Voilà donc un sujet qui ne « mérite pas de faire la Une des journaux » (Gilles Le Gendre, patron des députés macroniens, RTL). Pour autant voilà bien une anecdote signifiante, le symptôme de la fracture entre un monde qui se voudrait nouveau et un ancien qui, paradoxalement incarné par M. Le Gendre, entend bien ne pas disparaître de la scène des médias.

C’était le 22 février à Lille dont l’édile, nul ne l’a oublié, est Martine Aubry, fille de Jacques Delors et ancienne élève du lycée Notre-Dame-des-Oiseaux. Deux ministres arrivent dans sa ville : Agnès Buzyn (Solidarités et Santé) accompagnée de Nicole Belloubet, (Garde des Sceaux, Justice).

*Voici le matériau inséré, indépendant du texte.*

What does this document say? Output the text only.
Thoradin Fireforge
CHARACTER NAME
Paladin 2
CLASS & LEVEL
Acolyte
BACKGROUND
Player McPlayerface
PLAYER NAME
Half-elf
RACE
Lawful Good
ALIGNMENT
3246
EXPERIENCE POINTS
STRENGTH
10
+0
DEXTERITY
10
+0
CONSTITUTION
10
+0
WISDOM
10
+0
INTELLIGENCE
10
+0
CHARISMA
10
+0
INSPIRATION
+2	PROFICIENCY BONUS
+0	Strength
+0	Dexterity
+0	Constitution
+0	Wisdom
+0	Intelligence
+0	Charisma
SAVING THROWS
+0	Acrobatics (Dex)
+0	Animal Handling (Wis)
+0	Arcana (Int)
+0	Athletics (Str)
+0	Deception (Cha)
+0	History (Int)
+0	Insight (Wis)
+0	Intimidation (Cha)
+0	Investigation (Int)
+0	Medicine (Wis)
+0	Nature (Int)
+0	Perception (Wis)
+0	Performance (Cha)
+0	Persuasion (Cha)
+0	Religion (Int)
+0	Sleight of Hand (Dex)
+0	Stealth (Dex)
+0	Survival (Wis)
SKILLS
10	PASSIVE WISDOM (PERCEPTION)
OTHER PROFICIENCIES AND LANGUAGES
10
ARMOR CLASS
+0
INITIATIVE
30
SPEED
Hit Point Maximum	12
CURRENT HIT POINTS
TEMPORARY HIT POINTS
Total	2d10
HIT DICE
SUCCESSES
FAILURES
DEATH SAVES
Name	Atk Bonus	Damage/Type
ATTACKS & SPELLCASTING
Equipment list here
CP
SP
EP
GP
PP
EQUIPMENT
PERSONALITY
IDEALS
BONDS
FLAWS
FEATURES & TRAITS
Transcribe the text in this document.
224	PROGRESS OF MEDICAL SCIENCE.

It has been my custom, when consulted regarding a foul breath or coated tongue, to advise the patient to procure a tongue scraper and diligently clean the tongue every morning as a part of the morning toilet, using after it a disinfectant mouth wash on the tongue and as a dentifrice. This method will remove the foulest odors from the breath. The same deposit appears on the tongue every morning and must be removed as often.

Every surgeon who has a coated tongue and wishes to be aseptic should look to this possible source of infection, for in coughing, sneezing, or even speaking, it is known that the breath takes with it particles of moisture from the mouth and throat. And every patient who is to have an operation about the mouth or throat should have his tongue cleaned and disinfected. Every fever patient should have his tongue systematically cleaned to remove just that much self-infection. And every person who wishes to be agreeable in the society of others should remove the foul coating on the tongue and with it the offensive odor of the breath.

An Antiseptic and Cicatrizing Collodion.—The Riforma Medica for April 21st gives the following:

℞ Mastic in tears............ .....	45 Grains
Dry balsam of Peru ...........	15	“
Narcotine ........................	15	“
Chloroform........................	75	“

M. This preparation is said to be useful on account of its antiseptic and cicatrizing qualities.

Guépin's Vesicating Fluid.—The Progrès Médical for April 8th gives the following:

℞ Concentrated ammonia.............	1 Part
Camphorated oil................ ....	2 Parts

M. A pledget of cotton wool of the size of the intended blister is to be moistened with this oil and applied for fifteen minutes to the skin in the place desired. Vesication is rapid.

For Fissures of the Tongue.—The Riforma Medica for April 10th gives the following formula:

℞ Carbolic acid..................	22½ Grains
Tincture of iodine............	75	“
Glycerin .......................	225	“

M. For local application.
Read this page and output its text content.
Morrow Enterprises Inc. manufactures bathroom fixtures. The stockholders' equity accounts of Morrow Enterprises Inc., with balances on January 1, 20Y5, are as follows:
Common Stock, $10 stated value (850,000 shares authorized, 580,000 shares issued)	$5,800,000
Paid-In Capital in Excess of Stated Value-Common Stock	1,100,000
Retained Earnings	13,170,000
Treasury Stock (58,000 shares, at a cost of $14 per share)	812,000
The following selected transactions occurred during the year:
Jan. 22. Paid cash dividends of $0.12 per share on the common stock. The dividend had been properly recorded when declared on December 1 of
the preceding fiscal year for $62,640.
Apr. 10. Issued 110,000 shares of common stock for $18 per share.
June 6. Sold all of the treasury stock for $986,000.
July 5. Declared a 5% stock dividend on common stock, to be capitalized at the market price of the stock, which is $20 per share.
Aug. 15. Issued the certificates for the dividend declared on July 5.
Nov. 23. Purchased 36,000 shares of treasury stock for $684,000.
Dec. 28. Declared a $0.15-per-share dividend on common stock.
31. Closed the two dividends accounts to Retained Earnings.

Deux poids lourds du gouvernement. Or Martine Aubry n’a pas, comme le veulent l’usage, le protocole et le savoir vivre en République, été informée de cette visite. Une affaire d’autant plus grave que ces deux clefs de voûte de la Macronie sont venues  inaugurer le Centre national de ressources et de résilience installé au CHRU de Lille dont Martine Aubry préside le conseil de surveillance. On peut le dire simplement : c’est un affront.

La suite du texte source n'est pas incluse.